Op grond van haar onderzoek overweegt en beslist de beroepscommissie als volgt.

1. De inhoud van de bestreden beslissing
De selectiefunctionaris heeft klagers verzoek tot plaatsing in een inrichting als bedoeld in artikel 20, tweede lid, van de Regeling tijdelijk verlaten van de inrichting (de Regeling), afgewezen.

2. De feiten
Klager is sedert 16 oktober 2007 gedetineerd. Hij verbleef in de penitentiaire inrichting (p.i.) Grave. Op 17 december 2010 is hij overgeplaatst naar de gevangenis van de p.i. Nieuwegein, waar een regime van algehele gemeenschap geldt. Klager is sedert
1 augustus 2012 in verzekering gesteld en voorlopig gehecht in het huis van bewaring (h.v.b.) van de p.i. Nieuwegein in verband met de verdenking van een nieuw strafbaar feit.

3. De standpunten
3.1. Namens klager is het beroep als volgt toegelicht. Klager heeft geen inzage in het aan het besluit ten grondslag liggende advies van het Openbaar Ministerie (OM). Klager verzoekt om dit advies beschikbaar te stellen, zodat hij hierop kan
reageren. Uit het selectieadvies komt naar voren dat er wat betreft klagers houding geen enkel bezwaar bestaat tegen overplaatsing. Het gestelde onderzoeksbelang van het arrondissementsparket Utrecht acht klager onvoldoende om zijn verzoek tot
overplaatsing te weigeren. Klager ontkent dat hij, zoals in de bestreden beslissing is vermeld, zijn ex-echtgenote op 16 mei 2012 zou hebben bedreigd. Hij ziet hier geen enkele aanleiding toe. Bovendien bestaat er geen enkel bewijs dat klager dit zou
hebben gedaan. Tevens wijst de selectiefunctionaris op het bezwaar dat zou bestaan in verband met het voortduren van het verblijf van klagers dochter in Soedan. Klagers dochter verblijft in Soedan op basis van een uitspraak van een gerechtelijke
instantie in Soedan. Dit neemt niet weg dat klagers ex-echtgenote de mogelijkheid heeft om haar dochter in Soedan te bezoeken, zoals reeds enkele malen is gebeurd.
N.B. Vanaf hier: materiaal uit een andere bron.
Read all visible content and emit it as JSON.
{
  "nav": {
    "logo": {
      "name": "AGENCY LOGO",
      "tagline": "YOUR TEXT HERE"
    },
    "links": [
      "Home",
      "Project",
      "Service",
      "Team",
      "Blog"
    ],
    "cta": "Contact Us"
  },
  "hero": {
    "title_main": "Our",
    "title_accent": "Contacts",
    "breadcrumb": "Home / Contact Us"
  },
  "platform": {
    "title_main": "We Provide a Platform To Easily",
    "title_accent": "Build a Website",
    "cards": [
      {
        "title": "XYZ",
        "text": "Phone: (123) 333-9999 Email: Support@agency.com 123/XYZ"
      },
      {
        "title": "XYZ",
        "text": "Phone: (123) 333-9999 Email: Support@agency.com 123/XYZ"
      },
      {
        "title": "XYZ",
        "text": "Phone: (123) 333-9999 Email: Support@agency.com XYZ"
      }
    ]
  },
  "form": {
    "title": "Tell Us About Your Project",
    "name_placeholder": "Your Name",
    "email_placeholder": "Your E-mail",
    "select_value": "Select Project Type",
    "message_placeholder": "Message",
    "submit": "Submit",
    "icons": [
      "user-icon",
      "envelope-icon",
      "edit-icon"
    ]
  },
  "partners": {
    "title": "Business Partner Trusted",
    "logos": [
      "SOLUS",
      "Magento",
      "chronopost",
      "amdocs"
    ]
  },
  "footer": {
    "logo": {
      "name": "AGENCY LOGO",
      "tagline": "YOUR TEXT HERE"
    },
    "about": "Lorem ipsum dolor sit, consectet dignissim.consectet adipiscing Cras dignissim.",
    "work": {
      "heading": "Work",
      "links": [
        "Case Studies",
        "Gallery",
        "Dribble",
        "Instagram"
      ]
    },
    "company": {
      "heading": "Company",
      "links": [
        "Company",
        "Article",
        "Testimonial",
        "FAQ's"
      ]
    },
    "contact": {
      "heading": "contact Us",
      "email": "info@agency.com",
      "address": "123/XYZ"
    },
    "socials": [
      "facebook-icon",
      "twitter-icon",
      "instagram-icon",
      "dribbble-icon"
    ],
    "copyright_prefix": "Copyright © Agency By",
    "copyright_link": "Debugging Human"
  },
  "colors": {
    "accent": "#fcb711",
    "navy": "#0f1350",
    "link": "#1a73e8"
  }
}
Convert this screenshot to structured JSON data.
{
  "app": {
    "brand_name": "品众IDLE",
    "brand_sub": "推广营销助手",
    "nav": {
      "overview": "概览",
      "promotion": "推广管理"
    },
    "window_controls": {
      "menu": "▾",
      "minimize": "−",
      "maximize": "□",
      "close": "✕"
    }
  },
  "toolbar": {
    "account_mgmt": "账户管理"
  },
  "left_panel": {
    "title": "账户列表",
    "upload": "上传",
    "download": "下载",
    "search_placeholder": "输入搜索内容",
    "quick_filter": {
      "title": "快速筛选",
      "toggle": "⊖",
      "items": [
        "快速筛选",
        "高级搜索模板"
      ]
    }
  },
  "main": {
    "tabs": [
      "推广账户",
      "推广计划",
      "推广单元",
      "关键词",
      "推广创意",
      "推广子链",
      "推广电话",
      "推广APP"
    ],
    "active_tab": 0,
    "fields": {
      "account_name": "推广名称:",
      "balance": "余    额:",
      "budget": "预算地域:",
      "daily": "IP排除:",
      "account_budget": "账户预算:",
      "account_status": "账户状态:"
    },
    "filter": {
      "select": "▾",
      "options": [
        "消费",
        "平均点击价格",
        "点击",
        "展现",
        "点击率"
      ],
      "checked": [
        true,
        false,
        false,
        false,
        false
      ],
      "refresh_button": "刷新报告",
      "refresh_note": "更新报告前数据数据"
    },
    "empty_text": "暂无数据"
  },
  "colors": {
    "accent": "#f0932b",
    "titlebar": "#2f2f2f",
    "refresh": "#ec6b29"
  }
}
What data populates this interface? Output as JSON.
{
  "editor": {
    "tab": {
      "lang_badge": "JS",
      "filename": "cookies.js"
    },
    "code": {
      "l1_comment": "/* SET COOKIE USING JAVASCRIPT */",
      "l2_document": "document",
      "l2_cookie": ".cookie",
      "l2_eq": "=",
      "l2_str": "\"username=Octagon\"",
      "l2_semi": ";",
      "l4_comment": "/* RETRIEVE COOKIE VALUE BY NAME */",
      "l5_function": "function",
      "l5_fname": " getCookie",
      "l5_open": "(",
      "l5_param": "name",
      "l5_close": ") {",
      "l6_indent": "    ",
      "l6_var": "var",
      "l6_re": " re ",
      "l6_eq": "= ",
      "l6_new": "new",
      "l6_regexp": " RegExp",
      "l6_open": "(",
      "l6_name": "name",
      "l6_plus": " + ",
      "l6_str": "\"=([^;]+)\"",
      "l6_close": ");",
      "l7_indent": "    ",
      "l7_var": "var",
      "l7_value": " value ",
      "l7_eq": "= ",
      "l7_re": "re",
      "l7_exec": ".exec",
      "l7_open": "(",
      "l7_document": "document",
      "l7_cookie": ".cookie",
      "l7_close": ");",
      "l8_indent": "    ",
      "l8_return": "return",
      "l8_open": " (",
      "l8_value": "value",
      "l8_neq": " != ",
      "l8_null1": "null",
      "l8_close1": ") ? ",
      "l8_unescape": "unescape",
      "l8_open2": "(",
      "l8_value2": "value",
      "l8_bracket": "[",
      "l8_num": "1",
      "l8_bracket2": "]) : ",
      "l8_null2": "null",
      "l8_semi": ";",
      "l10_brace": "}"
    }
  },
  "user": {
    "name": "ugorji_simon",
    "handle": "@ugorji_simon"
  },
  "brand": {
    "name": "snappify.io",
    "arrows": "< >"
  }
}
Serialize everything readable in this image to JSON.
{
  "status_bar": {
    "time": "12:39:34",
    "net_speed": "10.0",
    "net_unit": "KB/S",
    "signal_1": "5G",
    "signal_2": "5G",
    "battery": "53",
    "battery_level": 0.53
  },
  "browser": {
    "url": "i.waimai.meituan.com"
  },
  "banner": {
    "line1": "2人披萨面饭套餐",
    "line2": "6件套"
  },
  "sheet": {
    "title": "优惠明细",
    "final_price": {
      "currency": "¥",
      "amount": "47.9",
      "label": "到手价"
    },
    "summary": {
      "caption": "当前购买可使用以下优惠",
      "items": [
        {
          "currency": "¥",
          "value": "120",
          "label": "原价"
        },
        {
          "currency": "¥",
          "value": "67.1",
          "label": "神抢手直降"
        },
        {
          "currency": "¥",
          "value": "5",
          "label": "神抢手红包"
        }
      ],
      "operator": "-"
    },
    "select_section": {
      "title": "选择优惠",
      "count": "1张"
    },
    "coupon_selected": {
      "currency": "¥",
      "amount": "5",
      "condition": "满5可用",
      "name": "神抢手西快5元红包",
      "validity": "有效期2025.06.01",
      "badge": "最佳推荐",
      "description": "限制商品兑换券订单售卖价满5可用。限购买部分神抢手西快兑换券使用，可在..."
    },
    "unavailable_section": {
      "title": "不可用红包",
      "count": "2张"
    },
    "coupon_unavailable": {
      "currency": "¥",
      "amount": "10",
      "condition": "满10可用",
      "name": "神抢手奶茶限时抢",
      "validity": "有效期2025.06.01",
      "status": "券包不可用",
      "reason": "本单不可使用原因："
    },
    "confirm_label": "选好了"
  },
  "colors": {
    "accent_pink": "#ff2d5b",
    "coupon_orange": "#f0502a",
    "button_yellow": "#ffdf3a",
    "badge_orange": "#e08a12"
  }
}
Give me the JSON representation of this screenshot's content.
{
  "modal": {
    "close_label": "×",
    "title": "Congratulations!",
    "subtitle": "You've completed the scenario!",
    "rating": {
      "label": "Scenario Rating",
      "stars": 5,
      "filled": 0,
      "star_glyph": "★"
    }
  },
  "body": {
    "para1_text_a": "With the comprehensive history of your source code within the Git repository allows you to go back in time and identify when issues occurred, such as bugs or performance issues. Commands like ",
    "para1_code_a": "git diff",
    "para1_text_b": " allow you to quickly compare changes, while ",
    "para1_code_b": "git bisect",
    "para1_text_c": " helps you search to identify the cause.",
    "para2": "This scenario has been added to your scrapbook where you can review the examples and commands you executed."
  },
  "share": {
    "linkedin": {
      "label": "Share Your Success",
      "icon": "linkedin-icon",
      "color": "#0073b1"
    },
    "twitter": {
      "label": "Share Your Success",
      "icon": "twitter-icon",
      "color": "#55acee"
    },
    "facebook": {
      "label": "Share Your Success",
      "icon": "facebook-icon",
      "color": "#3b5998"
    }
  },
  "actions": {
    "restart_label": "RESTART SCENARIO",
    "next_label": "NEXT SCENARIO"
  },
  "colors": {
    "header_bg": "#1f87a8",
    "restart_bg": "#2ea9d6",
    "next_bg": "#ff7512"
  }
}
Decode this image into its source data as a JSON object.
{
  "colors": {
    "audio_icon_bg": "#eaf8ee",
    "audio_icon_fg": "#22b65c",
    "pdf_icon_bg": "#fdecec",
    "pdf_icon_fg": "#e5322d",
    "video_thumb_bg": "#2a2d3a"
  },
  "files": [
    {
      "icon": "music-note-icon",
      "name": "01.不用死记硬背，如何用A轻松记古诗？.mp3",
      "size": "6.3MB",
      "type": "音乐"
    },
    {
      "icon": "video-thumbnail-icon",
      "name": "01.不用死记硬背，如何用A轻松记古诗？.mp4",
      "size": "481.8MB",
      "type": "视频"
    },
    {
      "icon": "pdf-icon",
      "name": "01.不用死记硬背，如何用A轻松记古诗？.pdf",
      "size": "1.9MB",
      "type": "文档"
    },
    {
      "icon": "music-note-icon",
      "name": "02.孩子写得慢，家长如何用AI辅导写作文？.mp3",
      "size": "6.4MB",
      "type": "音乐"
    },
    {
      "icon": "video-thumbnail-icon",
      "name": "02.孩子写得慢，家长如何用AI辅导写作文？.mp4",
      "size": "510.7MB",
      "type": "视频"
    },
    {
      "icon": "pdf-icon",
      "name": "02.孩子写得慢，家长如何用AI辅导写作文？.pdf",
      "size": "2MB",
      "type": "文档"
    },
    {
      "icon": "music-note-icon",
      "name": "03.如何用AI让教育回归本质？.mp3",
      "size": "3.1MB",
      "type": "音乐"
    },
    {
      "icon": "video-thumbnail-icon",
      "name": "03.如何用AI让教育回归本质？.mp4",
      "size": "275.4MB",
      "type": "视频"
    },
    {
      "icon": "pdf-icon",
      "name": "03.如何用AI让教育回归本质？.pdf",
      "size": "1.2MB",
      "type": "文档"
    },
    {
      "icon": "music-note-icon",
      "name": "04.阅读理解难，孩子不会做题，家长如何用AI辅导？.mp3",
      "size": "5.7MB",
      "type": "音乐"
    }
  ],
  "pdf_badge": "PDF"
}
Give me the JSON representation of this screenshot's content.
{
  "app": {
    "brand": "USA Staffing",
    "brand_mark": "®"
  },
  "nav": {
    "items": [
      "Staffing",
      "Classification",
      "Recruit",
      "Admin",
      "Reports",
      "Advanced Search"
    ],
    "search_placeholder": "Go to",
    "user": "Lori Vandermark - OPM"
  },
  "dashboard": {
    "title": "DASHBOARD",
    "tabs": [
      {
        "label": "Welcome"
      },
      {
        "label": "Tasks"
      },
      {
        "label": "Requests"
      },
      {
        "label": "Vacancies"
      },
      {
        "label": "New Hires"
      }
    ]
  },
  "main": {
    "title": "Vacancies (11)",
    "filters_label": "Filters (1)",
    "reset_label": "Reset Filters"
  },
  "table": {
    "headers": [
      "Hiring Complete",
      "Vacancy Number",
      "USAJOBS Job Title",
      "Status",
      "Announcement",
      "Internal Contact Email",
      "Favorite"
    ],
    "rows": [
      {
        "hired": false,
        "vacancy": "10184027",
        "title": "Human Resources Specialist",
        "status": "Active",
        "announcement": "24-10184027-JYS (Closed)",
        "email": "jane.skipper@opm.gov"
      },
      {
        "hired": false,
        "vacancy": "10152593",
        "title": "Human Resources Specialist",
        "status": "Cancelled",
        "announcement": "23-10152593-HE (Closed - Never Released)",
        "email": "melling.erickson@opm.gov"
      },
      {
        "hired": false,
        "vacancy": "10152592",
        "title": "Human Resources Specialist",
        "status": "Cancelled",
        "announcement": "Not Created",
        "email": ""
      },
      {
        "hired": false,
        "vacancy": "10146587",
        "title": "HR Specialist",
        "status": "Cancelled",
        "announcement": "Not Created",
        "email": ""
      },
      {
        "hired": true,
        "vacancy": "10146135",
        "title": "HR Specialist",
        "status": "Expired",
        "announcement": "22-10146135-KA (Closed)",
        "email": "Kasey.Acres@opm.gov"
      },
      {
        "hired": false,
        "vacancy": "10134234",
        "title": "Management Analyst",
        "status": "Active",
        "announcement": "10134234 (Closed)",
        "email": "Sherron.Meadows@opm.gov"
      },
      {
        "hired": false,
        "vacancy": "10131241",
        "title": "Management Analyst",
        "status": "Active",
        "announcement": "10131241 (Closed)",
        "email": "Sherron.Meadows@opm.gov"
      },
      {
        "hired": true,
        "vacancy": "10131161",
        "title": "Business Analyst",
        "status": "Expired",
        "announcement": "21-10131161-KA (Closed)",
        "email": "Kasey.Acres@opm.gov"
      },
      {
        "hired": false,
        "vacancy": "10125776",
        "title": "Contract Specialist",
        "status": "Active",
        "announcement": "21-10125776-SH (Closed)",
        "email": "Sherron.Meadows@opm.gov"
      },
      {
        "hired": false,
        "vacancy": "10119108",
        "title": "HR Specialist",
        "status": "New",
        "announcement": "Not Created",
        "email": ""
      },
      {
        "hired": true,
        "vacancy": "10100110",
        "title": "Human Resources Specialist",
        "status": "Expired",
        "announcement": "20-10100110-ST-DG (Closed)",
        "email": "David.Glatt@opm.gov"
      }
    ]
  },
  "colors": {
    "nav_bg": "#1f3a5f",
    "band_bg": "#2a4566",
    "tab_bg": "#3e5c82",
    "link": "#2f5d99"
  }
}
3.2. De selectiefunctionaris heeft de afwijzing van genoemd verzoek als volgt toegelicht.
Klager wordt niet geschikt geacht voor overplaatsing naar een inrichting als bedoeld in artikel 20, tweede lid, van de Regeling, mede gelet op het advies van het Openbaar Ministerie (OM). Het OM adviseert negatief vanwege het ook tijdens de detentie
doorlopende risico voor de onttrekking van zijn dochter aan het wettig gezag van haar moeder. Op dit moment loopt er een strafrechtelijk onderzoek naar klager. Klager is thans voorlopig gehecht in het h.v.b. van de p.i. Nieuwegein. Vanwege de
openstaande strafzaak behoort detentiefasering op dit moment niet tot de mogelijkheden.

4. De beoordeling
4.1. Op grond van artikel 3 van de Regeling selectie, plaatsing en overplaatsing van gedetineerden komen naast zelfmelders voor plaatsing in een beperkt beveiligde inrichting in aanmerking gedetineerden die een beperkt vlucht- en maatschappelijk
risico vormen, een strafrestant hebben van maximaal achttien maanden en beschikken over een aanvaardbaar verlofadres.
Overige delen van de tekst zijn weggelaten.